Continuano a diminuire anche i fallimenti, ma il miglioramento sta perdendo slancio nell’industria e nelle costruzioni.

Infine, si attesta ai livelli dell’anno precedente il numero di liquidazioni volontarie, procedure più sensibili a cambiamenti della congiuntura economica, con un’impennata negli ultimi tre mesi dell’anno.È questa, in estrema sintesi, la fotografia che emerge dall’analisi delle informazioni di Cerved.

Sono 11.277 le imprese fallite nel 2018, in calo del 7% rispetto al 2017 e il minimo toccato dopo il picco del 2014. I miglioramenti hanno riguardato tutta l’economia, ma con tendenze in forte frenata nell’industria (-3% contro tra 2018 e 2017 il -18,6% dell’anno precedente) e nelle costruzioni (-6,2% contro -16,4%). Nel 2018 il calo dei fallimenti è proseguito nella maggior parte delle regioni italiane, ma si è interrotto in Umbria (+17%), Sardegna (+7,1%), Calabria (+ 3,5%) e Sicilia (+0,0%).

Nel 2018 hanno avviato una procedura concorsuale non fallimentare 1.377 aziende, in netto calo rispetto alle 1.715 del 2017 (-19,7%). È il minimo dal 2008. Questa dinamica è influenzata dall’andamento delle domande di concordato preventivo, che hanno evidenziato un’impennata tra il 2007 e il 2013 – dovuta in parte alla crisi e in parte novità legislative che hanno reso più agevole e più conveniente per le aziende in crisi far ricorso a questo strumento – e poi una brusca inversione di tendenza, con solo 491 domande presentate nel 2018 (-17% rispetto alle 592 del 2017 e -78% rispetto al picco di 2.280 domande del 2013).

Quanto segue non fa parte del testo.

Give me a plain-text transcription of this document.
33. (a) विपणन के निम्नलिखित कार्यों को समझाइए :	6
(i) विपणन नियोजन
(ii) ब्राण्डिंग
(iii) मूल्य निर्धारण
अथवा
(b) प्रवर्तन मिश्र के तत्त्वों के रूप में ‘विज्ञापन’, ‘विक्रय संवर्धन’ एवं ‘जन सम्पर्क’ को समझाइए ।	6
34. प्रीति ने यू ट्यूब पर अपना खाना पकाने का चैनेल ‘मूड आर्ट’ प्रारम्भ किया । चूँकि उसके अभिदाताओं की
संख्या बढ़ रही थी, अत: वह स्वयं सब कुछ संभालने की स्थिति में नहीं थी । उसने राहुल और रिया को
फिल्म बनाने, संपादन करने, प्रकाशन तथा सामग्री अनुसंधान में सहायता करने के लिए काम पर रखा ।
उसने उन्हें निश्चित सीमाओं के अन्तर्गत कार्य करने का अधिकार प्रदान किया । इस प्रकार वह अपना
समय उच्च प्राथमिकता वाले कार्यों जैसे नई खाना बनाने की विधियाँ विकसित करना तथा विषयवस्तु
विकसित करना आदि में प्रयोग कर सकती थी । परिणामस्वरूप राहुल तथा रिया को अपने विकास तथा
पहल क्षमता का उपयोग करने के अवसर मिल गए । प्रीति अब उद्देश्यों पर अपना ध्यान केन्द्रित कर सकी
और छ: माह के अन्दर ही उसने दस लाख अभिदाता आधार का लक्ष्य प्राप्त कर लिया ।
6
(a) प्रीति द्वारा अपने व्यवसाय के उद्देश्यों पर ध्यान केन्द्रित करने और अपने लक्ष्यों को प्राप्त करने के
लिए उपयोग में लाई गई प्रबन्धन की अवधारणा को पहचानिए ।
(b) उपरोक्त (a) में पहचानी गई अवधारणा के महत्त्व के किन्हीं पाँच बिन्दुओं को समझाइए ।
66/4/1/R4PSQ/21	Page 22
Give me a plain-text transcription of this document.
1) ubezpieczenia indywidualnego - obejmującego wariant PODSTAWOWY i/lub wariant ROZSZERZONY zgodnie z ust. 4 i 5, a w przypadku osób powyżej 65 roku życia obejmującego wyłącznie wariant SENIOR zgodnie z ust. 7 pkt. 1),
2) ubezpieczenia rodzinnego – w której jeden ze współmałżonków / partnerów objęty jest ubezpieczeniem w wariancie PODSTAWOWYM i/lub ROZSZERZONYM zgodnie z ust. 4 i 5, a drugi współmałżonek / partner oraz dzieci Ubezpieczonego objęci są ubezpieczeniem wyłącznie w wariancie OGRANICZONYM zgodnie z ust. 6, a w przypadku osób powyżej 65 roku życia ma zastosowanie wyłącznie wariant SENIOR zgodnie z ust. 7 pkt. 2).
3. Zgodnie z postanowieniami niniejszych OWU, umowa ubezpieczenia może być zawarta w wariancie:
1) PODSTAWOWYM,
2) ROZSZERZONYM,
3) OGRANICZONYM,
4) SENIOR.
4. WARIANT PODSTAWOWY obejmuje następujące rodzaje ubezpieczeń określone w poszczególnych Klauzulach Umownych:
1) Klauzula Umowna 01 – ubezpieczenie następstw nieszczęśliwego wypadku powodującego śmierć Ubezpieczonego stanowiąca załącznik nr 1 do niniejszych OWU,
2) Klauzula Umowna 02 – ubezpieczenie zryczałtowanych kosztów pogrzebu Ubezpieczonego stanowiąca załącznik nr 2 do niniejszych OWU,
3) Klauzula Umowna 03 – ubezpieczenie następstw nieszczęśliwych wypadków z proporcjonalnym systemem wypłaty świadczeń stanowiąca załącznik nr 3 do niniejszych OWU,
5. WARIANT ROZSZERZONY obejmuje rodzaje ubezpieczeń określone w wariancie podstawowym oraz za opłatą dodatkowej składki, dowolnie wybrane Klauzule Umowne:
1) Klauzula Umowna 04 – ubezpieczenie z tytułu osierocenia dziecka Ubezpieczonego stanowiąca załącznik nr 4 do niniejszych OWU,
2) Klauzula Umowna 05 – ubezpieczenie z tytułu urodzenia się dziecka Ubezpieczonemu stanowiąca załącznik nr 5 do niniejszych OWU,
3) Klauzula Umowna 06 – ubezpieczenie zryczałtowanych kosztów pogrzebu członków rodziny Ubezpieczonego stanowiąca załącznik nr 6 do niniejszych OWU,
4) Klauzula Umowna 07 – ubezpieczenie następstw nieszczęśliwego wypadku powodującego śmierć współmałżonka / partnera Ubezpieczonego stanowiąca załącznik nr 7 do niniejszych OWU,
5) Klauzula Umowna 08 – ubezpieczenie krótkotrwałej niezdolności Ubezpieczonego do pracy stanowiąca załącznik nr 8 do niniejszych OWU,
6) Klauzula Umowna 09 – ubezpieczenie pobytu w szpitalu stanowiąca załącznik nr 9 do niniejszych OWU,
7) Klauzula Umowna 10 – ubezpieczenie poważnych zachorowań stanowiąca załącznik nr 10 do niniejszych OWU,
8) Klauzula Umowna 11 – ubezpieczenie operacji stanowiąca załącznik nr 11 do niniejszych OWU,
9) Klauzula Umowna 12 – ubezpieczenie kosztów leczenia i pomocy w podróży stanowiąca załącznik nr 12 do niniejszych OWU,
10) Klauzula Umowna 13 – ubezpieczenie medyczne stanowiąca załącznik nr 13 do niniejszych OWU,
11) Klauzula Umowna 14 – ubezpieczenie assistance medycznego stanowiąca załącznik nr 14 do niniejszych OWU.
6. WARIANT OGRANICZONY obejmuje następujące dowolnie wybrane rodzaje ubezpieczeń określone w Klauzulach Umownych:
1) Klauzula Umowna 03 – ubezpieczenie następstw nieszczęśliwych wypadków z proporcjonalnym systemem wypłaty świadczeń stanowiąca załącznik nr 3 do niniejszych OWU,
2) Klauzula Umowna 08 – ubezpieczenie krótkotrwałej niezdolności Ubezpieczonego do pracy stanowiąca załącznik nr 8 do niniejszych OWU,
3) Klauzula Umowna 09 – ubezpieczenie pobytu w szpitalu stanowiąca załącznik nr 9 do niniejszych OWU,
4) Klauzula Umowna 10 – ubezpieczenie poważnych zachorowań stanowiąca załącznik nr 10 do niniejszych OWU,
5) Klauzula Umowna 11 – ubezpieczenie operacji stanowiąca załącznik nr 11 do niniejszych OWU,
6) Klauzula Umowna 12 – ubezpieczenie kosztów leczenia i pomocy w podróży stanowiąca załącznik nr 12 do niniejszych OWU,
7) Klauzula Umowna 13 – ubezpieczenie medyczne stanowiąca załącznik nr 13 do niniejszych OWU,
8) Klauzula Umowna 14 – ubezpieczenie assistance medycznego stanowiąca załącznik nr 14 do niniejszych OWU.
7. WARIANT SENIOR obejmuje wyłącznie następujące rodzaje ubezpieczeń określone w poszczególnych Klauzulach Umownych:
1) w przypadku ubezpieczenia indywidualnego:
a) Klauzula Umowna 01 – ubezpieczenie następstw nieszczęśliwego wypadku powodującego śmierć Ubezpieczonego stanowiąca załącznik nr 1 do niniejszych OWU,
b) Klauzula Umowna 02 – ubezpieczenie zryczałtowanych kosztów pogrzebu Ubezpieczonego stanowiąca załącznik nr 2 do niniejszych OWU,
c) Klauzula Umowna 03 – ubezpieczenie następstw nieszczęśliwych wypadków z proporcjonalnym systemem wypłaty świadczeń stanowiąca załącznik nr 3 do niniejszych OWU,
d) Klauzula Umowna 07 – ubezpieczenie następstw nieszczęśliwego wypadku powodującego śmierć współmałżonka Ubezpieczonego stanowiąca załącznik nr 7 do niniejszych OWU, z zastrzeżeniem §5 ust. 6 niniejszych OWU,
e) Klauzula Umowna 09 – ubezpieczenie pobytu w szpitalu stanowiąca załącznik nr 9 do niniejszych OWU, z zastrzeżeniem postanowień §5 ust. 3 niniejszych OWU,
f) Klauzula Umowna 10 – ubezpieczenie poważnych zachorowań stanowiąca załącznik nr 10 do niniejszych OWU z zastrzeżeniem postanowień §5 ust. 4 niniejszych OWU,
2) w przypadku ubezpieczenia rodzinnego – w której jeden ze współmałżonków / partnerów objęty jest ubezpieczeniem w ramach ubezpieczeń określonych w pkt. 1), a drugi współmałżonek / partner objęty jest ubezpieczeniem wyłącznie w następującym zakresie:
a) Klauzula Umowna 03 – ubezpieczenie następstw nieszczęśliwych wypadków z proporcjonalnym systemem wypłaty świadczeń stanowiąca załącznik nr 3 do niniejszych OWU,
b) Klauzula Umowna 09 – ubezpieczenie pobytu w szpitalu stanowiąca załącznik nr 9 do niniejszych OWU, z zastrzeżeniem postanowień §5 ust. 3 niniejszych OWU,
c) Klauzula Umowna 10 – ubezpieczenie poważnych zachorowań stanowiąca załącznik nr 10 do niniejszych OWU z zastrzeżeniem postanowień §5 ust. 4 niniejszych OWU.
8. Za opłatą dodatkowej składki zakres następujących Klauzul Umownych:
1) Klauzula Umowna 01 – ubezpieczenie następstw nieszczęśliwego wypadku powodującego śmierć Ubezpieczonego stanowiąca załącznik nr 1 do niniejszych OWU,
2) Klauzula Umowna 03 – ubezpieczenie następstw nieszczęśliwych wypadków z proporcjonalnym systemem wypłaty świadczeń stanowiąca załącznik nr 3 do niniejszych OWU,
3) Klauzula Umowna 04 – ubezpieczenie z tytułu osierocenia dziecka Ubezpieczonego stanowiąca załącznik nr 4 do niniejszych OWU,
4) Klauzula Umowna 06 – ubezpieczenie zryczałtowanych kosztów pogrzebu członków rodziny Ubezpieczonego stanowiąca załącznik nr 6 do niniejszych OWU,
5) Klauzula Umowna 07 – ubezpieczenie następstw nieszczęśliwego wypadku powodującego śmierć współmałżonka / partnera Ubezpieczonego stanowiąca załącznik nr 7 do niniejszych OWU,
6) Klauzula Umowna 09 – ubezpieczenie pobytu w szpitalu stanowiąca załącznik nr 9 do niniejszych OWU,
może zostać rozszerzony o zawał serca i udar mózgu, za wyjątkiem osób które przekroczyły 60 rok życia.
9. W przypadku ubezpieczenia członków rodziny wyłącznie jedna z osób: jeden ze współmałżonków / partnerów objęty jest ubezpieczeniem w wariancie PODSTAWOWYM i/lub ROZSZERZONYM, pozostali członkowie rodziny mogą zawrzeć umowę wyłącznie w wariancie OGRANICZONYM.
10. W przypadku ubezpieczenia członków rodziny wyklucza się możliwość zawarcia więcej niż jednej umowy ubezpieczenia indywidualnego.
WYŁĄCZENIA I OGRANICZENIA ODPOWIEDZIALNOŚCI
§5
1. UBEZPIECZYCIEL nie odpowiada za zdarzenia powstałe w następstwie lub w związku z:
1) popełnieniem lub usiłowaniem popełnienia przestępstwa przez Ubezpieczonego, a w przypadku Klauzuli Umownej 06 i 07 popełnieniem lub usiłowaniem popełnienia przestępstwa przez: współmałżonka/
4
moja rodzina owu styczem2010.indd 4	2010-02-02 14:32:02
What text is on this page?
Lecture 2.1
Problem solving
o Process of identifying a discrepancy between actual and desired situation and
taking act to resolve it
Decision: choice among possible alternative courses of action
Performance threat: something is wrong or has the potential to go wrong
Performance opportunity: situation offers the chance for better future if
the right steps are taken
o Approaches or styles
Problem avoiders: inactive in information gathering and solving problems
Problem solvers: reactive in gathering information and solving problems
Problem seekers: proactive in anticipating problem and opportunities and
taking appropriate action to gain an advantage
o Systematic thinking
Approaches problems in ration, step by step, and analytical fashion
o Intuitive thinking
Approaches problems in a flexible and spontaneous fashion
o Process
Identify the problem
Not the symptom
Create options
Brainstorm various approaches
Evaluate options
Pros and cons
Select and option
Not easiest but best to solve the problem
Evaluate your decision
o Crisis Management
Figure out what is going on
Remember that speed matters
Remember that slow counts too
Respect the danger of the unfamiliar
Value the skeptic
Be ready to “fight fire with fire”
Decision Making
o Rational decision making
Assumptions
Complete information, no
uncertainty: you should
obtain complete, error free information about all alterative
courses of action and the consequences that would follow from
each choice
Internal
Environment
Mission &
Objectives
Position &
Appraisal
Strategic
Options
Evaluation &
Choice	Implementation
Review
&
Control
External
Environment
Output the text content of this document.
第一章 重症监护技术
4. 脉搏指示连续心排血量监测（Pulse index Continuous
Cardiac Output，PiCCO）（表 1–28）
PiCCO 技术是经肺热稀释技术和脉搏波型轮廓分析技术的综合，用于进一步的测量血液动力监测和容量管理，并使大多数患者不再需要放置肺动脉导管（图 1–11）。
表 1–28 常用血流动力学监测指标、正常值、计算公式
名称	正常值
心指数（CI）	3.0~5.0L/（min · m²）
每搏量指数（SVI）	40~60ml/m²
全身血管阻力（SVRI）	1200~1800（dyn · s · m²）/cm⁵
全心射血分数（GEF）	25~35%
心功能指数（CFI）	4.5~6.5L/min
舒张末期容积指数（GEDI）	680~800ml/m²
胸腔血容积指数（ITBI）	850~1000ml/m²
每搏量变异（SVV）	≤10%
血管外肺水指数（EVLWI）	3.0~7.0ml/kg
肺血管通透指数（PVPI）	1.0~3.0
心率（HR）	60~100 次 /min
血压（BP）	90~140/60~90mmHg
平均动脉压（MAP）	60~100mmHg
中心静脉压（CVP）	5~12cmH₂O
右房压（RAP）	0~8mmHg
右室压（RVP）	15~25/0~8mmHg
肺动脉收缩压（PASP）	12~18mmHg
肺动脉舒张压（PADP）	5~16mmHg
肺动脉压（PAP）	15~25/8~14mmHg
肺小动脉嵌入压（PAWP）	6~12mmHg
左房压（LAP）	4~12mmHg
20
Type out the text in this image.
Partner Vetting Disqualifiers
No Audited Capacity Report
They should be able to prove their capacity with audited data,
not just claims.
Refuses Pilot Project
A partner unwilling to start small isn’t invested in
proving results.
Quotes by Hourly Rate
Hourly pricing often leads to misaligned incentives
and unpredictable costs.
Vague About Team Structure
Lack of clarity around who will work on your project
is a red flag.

Secondo le stime, nel 2018 hanno avviato una liquidazione volontaria 78 mila società, un dato che non si discosta da quello dell’anno precedente (-0,1%), al di sotto dei livelli pre-crisi. La tendenza sembra però essersi invertita negli ultimi tre mesi dell’anno, quando 37 mila imprenditori hanno deciso di chiudere attività in bonis, in crescita del 6,3% rispetto allo stesso periodo del 2017. È un dato che potrebbe riflettere aspettative meno ottimistiche da parte degli
imprenditori, che tendono a fare ricorso a liquidazioni volontarie quando le aspettative di profitto sono meno positive. Le liquidazioni risultano in crescita nell’industria, nei servizi e nel Nord.